Improvement of the safety of food handling practices on small farms
In the past year we have participated in 2 GAP workshops in cooperation with the SC Department of Agriculture to deliver food safety information to small farmers in South Carolina. We have continued to collect samples of fresh produce being sold at farmers markets within 3 regions of South Carolina (Coastal, Midlands, Upstate). Produce samples were enumerated for total aerobic organisms and coliforms and these data are still being analyzed to determine if there are regional, seasonal or product effects in bacterial levels. A consumer and farmer survey was to determine consumer expectations and misconception about locally grown produce and producers beliefs on how to market their product. Results show that consumer priority for purchasing produce rank “locally grown” over “organic.”
The goal of this project is to identify risk factors for food safety in the processing of specialty crops on small farms and to develop more effective and targeted interventions for foodborne illness prevention. We propose four objectives to accomplish this goal: 1. To develop a more complete characterization of food handling, hygiene, and sanitation practices that contribute to foodborne illness by conducting observations of harvest and packing practices on small farms in the SE US. 2. To collect and analyze microbiological samples from the hands of farm workers and surfaces (harvest bins, processing belts, produce) at these same farms. 3. To identify foodborne illness risk factors and effective control strategies using the findings from the observations and microbiological testing results. 4. To develop, deliver, evaluate, and disseminate training interventions targeting farm managers based on identified risk factors and control strategies to increase their competency in delivering educational messages to farm workers.
We have completed data collection of produce samples from farmers markets located in different parts of South Carolina. A survey tool has been developed to determine consumer perceptions of locally-grown produce and this survey has been tested on students and staff at the university. A survey for small farmers has also been developed and the university internal review board has approved all surveys for human subjects. Members of the SARE project team have given presentations at four GAPs training workshops in cooperation with the SC Department of Agriculture.
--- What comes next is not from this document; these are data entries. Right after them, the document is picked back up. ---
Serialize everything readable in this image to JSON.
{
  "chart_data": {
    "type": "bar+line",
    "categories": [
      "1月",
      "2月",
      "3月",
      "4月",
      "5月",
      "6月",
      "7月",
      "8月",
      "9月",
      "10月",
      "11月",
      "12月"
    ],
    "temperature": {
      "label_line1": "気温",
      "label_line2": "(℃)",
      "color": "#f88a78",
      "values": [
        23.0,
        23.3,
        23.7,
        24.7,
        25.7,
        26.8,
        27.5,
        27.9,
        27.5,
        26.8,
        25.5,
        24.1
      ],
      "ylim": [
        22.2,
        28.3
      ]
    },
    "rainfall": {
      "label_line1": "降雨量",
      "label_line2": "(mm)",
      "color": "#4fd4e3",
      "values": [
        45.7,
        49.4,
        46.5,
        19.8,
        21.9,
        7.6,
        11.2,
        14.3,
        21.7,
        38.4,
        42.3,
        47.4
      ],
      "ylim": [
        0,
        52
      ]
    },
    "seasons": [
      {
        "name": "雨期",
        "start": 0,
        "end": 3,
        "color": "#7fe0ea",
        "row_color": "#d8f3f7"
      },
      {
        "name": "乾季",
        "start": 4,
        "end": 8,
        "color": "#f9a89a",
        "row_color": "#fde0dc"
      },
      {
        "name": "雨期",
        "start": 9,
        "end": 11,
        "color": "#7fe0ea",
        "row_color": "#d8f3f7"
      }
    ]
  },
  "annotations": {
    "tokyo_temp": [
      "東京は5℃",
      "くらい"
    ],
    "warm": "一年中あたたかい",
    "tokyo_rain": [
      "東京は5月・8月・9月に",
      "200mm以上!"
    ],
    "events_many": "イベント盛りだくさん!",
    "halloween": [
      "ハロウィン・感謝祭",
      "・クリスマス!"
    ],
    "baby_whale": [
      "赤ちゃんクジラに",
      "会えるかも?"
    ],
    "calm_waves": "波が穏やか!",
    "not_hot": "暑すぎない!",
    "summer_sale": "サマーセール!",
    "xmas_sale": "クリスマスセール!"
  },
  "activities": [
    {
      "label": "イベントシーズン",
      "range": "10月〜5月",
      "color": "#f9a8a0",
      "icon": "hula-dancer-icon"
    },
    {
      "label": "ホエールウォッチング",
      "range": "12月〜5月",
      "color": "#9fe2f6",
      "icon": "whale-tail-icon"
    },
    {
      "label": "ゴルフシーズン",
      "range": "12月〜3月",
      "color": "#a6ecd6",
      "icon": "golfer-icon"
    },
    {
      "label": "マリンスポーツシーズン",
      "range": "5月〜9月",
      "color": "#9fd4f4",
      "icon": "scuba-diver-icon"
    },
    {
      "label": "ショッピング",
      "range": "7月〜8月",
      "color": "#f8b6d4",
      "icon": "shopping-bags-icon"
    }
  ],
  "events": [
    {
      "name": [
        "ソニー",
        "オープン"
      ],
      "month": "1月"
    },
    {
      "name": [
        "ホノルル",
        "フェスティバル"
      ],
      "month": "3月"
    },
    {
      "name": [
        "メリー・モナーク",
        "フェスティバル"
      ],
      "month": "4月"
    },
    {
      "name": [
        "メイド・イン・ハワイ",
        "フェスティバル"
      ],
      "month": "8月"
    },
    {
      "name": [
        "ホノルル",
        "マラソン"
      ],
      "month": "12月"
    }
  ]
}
A consumer survey was completed to assess perceptions of fresh product grown locally and using organic standards.
Impacts and Contributions/Outcomes
The proposed research will fill gaps in our current knowledge regarding risk factors for foodborne illness on small farms. We will use findings from the observational and microbiological analysis to develop targeted training interventions. Unlike other educational materials that have been developed, the materials will be targeted to food safety educators so that they are equipped with the required knowledge and competency to deliver messages on food safety to small farmers. Thus, it is expected that small farm workers will exhibit safer practices following educational efforts and thus help reduce the risk for foodborne illness. Furthermore, determination of consumer perceptions and preferences for produce will assist small farmers in developing successful marketing plans.